I remember telling my mother back in 2009 that I was moving to North Carolina to take a new job. 

“Seems like a nice place,” she said. 

After 14 years here, I’ve concluded it is a nice place. Beaches. Barbeque. Basketball. Consider my heels firmly covered in tar. 

But there’s another thing our great state has become known for: an astonishing amount of medical debt. My research team at HelpAdvisor.com recently published our findings that revealed North Carolina has some of the highest rates of medical debt in the country. In fact, more than one of five North Carolinians with a credit report are carrying around the burden of medical debt.  

Lenoir and Greene counties lead the nation. Nearly 44% of residents there who have credit reports have medical debt in collections. 

North Carolina is home to three of the top four counties in the US with medical debt. And four of the top seven. Seven of the top 14. Nine of the top 18. And 13 of the top 50. 

Medical debt drains savings and retirement accounts, gets in the way of purchasing basic needs, and keeps people pressed into poverty. Perhaps the only thing worse than the debt itself is the predatory practices used to recoup it. Wages have been garnished and liens have been placed on homes. Between 2017 and 2022, North Carolina hospitals filed 5,922 lawsuits to recoup medical debt. 

My mom’s words remind me of another quote. That one is “Esse quam videri,” which is Latin for “To be rather than to seem.” That happens to be our state motto and appears on the official North Carolina state seal. 

And while North Carolina excels at the “seeming,” we can do better at the “being.” 

Just one example of this is Senate Bill 321, better known as the Medical Debt De-Weaponization Act. The original version of the bill (House Bill 1039) was introduced by Republican State Rep. Ed Goodwin, whose 1st District includes three of the top five counties in North Carolina for medical debt.

The bill has received strong bipartisan support from day one and aims to curb medical debt through a host of provisions. Among those include capping interest rates on medical debt at 5%, requiring hospitals to offer payment plans spanning at least two years with installments that do not exceed 5% of monthly income, requiring hospitals to provide free care to patients whose income is at least 200% below the poverty line, and capping the annual out-of-pocket medical expenses for most patients at $2,300. 

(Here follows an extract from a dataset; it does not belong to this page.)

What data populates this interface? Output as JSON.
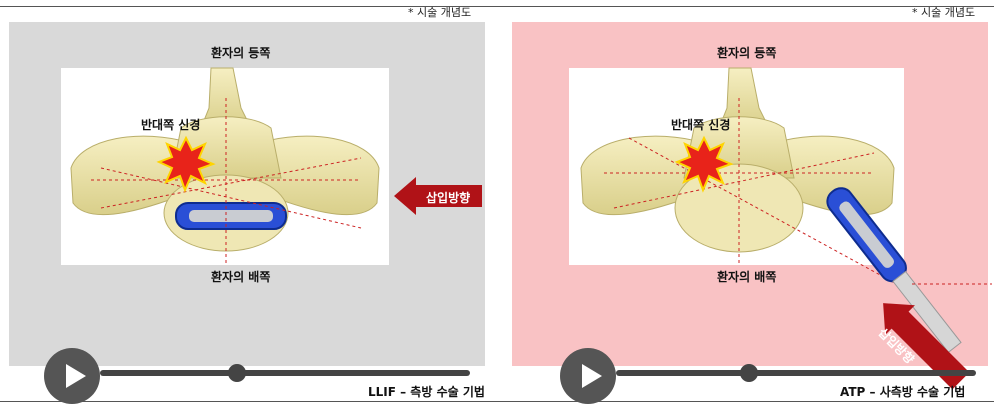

North Carolina ranks just 28th in the nation in consumer protection against medical debt. Meanwhile, the genesis of Senate Bill 321 has already been rolled out in at least a dozen other states over the past couple of years alone. 

So what’s the current status of the Medical Debt De-Weaponization Act? Well, it was introduced in May of 2022, died, and then was reintroduced in March of 2023 with no action taken on it since May. 

In other words, the bill is doing a whole lot of seeming and not a lot of being. 

But just as we shouldn’t rely on our state government to save us, we shouldn’t place all the blame on it, either. North Carolina ranks as just the 37th healthiest state in the nation. We’re worse than the national average for rates of obesity, adult diabetes, and smoking. We eat fast food more. We exercise less. Inaction by our lawmakers doesn’t excuse inactivity on our own behalf. 

And when Forbes conducted a study on personal financial responsibility earlier this year, North Carolina was found to rank just 37th in the U.S. 

We can’t afford to sit back and wait for the 170 North Carolinians in the state legislative building to do better for us. The nearly 11 million North Carolinians from across the state need to do better for ourselves. Senate Bill 321 can go a long way toward reducing medical debt for the great people of North Carolina. But the great people of North Carolina can do so much more. 

As our state seal reminds us, let’s “be” rather than to “seem.”